Buying and selling cars in America. He tells my daughters -- I guarantee that before it's all over, you, along with nearly every person in this country will have had a car.
So, no leaks? -- I ask, watching something drip from the exhaust pipe. Water, Ed whispers. That’s just water. He is concentrating on the front end. Why doesn’t the hood fit?
The young owner explains -- Well, when the wild turkey landed on the hood...
Earlier, on another call about another car:
I bought this car because my favorite one wasn’t working. So, until I could fix it, I needed something to drive. But now it’s fixed, so I’m selling this one.
We drive out to see one such story – the one that once sported turkeys on its hood. A kid, really just a kid in Lodi (twenty miles north of here), jumping around junk yards looking for spare parts. And now he's done with it all. Moving on. Wants the cash. Ed mutters – you didn’t mention the broken windshield and the loose headlight.
Do you like it? Ed asks this as we take it out for a spin.

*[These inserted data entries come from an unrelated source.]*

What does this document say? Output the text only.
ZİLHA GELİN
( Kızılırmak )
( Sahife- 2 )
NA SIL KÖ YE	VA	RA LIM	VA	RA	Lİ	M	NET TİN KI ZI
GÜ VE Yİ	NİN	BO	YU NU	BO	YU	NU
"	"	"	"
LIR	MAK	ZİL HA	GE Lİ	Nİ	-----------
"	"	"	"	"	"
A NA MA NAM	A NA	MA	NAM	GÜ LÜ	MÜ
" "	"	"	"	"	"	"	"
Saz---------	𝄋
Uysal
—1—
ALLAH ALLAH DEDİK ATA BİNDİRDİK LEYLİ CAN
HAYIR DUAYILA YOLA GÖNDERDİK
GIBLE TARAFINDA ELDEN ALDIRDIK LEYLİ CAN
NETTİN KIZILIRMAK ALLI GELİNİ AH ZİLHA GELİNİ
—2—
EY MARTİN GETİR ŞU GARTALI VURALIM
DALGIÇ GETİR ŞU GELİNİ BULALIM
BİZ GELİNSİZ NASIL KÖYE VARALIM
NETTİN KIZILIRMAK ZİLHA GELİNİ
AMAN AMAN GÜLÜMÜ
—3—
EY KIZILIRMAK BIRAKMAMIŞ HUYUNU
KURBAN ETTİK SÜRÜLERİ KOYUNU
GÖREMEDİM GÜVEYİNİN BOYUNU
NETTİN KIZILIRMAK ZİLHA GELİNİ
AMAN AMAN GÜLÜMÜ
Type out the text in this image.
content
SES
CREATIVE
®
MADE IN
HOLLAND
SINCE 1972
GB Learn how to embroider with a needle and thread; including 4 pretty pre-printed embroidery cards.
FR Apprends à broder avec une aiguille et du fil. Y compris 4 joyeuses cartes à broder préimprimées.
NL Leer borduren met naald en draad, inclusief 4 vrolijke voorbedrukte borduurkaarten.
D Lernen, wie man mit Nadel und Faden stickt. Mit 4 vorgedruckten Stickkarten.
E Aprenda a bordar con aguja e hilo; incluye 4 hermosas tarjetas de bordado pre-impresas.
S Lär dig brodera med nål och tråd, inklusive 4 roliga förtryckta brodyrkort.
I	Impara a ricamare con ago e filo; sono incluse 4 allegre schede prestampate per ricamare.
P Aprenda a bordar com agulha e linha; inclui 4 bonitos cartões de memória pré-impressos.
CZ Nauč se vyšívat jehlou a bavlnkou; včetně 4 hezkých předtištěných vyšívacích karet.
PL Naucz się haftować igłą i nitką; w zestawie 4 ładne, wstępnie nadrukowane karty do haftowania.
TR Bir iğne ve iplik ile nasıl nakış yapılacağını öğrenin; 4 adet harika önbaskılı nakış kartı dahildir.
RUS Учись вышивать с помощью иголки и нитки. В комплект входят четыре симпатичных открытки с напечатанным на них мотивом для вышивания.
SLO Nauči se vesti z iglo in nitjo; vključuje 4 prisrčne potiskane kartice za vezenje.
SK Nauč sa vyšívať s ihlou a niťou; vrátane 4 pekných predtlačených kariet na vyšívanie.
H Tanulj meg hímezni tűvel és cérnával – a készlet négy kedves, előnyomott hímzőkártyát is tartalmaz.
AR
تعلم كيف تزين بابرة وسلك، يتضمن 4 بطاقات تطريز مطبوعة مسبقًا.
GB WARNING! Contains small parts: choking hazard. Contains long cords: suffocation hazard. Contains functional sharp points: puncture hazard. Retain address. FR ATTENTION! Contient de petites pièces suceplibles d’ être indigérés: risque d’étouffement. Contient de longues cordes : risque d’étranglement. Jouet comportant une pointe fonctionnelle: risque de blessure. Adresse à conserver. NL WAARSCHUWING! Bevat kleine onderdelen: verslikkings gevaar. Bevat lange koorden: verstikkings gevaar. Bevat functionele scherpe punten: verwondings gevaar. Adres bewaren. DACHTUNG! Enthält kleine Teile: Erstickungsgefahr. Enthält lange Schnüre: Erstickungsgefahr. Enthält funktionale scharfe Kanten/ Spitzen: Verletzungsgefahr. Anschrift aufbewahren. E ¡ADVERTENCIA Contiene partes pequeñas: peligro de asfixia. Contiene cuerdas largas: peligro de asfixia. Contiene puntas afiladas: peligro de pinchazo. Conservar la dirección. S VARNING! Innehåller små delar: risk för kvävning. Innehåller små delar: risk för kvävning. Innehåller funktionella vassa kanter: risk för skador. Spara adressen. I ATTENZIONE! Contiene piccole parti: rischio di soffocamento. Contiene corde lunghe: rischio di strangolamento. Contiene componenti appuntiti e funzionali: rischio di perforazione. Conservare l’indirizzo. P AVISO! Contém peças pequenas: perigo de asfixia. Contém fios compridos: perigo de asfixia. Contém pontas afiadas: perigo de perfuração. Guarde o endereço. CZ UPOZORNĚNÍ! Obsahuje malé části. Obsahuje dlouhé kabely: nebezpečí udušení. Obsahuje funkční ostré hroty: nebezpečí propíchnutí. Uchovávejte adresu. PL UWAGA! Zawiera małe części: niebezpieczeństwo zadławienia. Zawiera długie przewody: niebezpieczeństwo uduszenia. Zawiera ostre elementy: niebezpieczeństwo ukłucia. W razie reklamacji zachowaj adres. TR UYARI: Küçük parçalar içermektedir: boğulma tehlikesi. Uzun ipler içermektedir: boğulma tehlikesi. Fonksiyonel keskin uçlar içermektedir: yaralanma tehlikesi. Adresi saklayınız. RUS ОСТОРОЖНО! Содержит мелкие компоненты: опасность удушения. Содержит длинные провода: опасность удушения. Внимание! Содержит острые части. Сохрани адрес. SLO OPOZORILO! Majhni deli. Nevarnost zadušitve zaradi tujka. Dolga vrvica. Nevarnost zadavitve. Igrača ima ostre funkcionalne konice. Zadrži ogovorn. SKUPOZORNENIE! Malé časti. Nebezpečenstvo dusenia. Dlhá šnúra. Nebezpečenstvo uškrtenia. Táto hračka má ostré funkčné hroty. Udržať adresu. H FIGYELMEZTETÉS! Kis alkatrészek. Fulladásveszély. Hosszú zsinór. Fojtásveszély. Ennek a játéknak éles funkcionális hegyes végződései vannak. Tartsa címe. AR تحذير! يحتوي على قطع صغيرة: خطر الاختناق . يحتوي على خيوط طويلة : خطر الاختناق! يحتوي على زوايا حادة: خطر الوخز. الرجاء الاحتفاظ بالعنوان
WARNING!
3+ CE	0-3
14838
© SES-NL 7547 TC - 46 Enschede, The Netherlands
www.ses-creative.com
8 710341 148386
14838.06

The thing is, I don’t. It feels like a car that has hit many animals in its short twenty year life and is being held together with rubber bands.

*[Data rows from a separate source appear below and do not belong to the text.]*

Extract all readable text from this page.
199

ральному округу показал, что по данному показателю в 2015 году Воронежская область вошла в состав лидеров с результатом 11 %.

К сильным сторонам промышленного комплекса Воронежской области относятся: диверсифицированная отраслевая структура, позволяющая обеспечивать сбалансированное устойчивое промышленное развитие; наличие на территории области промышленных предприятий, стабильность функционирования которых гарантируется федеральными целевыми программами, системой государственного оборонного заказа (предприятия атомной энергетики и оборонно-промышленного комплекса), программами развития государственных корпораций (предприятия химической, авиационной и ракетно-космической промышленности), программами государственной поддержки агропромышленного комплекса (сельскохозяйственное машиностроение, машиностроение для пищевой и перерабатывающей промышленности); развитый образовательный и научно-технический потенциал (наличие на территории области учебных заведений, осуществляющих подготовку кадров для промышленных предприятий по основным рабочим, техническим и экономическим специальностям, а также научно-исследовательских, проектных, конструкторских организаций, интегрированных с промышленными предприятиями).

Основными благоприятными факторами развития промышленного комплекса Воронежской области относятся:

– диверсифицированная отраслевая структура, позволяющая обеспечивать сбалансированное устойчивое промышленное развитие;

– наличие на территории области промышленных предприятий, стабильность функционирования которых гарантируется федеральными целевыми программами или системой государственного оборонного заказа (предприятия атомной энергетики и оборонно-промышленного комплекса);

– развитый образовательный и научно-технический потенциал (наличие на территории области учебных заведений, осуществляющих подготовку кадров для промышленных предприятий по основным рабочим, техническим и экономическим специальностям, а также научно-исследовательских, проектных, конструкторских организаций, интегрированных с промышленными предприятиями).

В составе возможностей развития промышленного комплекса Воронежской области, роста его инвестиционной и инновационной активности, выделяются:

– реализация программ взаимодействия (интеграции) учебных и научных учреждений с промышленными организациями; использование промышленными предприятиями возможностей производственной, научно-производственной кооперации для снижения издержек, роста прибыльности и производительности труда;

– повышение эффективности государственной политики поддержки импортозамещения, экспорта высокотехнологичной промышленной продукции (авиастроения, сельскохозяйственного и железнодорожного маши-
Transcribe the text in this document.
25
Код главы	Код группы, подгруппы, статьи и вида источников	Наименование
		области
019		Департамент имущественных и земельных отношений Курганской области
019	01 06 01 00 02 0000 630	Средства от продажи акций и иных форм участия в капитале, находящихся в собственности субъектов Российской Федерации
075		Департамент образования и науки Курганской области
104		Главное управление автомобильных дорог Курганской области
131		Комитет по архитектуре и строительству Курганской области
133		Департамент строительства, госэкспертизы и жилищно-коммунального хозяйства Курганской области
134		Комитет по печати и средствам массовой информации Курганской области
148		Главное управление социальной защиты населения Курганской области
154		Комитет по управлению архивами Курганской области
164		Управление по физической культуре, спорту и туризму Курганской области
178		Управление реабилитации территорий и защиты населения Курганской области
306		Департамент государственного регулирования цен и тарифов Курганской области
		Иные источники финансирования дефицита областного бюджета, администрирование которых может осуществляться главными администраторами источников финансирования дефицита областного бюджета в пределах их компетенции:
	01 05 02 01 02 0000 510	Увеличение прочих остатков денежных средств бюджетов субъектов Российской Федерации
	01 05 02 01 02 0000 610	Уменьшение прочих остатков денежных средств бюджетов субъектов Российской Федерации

In the last five years I’ve hardly needed a car. Bikes, buses, closeby markets – they freed me from the madness of constant driving. But, life puts you in different palces at different times and now I anticipate that I will have to occasionally drive. Especially once I sell the condo and move away from the bus routes.

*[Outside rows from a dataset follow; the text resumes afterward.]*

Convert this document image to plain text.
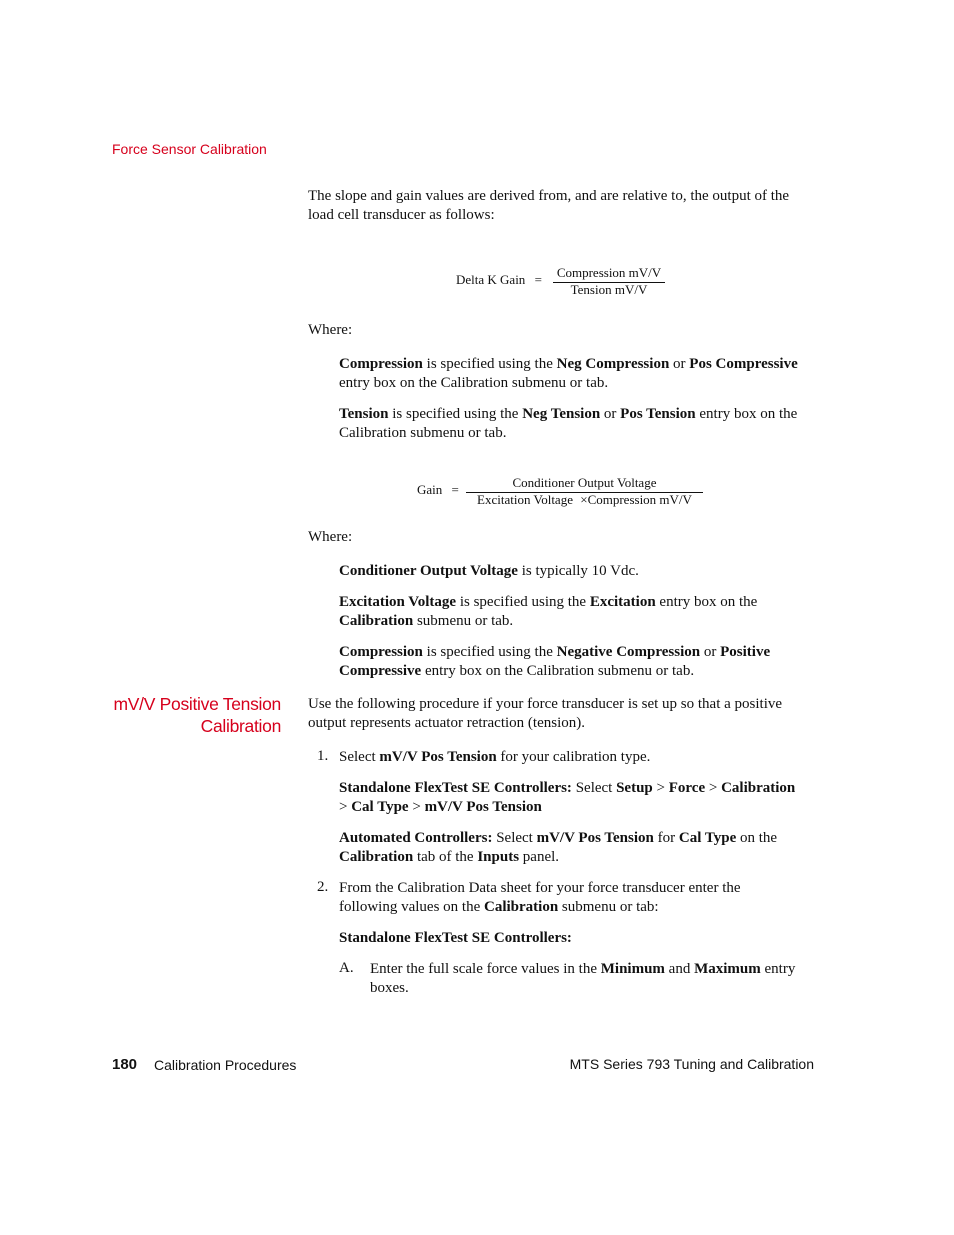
Force Sensor Calibration
The slope and gain values are derived from, and are relative to, the output of the
load cell transducer as follows:
Delta K Gain = Compression mV/V
Tension mV/V
Where:
Compression is specified using the Neg Compression or Pos Compressive
entry box on the Calibration submenu or tab.
Tension is specified using the Neg Tension or Pos Tension entry box on the
Calibration submenu or tab.
Gain =	Conditioner Output Voltage
Excitation Voltage ×Compression mV/V
Where:
Conditioner Output Voltage is typically 10 Vdc.
Excitation Voltage is specified using the Excitation entry box on the
Calibration submenu or tab.
Compression is specified using the Negative Compression or Positive
Compressive entry box on the Calibration submenu or tab.
mV/V Positive Tension
Calibration
Use the following procedure if your force transducer is set up so that a positive
output represents actuator retraction (tension).
1. Select mV/V Pos Tension for your calibration type.
Standalone FlexTest SE Controllers: Select Setup > Force > Calibration
> Cal Type > mV/V Pos Tension
Automated Controllers: Select mV/V Pos Tension for Cal Type on the
Calibration tab of the Inputs panel.
2. From the Calibration Data sheet for your force transducer enter the
following values on the Calibration submenu or tab:
Standalone FlexTest SE Controllers:
A. Enter the full scale force values in the Minimum and Maximum entry
boxes.
180 Calibration Procedures	MTS Series 793 Tuning and Calibration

Car shopping has been, as I have already said, hugely depressing. Most people are slobbish inside their cars – even more so than inside their homes. And the rust... and the spills, and dents...
It feels, sometimes, as if it’s impossible these days to buy a decent car for under $1000.
But I keep trying.
We speed this way and that, across the countryside and beyond, with the eternal hope of the perfect little nothing. For under $1000.